= Pseudospectrum =

In mathematics, the pseudospectrum of an operator is a set containing the spectrum of the operator and the numbers that are "almost" eigenvalues. Knowledge of the pseudospectrum can be particularly useful for understanding non-normal operators and their eigenfunctions.

The ε-pseudospectrum of a matrix A consists of all eigenvalues of matrices which are ε-close to A:
$\Lambda_\epsilon(A) = \{\lambda \in \mathbb{C} \mid \exists x \in \mathbb{C}^n \setminus \{0\}, \exists E \in \mathbb{C}^{n \times n} \colon (A+E)x = \lambda x, \|E\| \leq \epsilon \}.$

Numerical algorithms which calculate the eigenvalues of a matrix give only approximate results due to rounding and other errors. These errors can be described with the matrix E.
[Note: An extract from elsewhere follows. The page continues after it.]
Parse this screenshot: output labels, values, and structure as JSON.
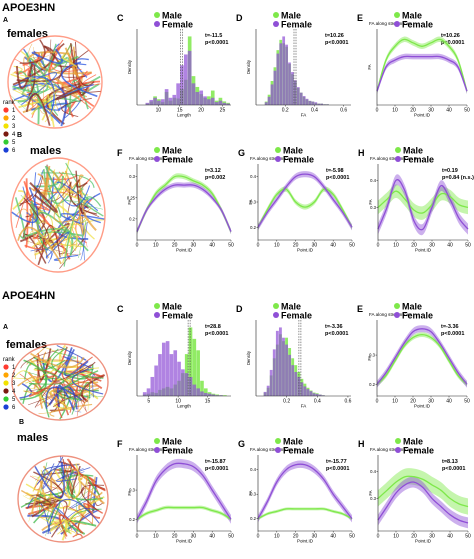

More generally, for Banach spaces $X,Y$ and operators $A: X \to Y$ , one can define the $\epsilon$-pseudospectrum of $A$ (typically denoted by $\text{sp}_{\epsilon}(A)$) in the following way
$\text{sp}_{\epsilon}(A) = \{\lambda \in \mathbb{C} \mid \|(A-\lambda I)^{-1}\| \geq 1/\epsilon \}.$
where we use the convention that $\|(A-\lambda I)^{-1}\| = \infty$ if $A - \lambda I$ is not invertible.

== Bibliography ==
- Lloyd N. Trefethen and Mark Embree: "Spectra And Pseudospectra: The Behavior of Nonnormal Matrices And Operators", Princeton Univ. Press, ISBN 978-0691119465 (2005).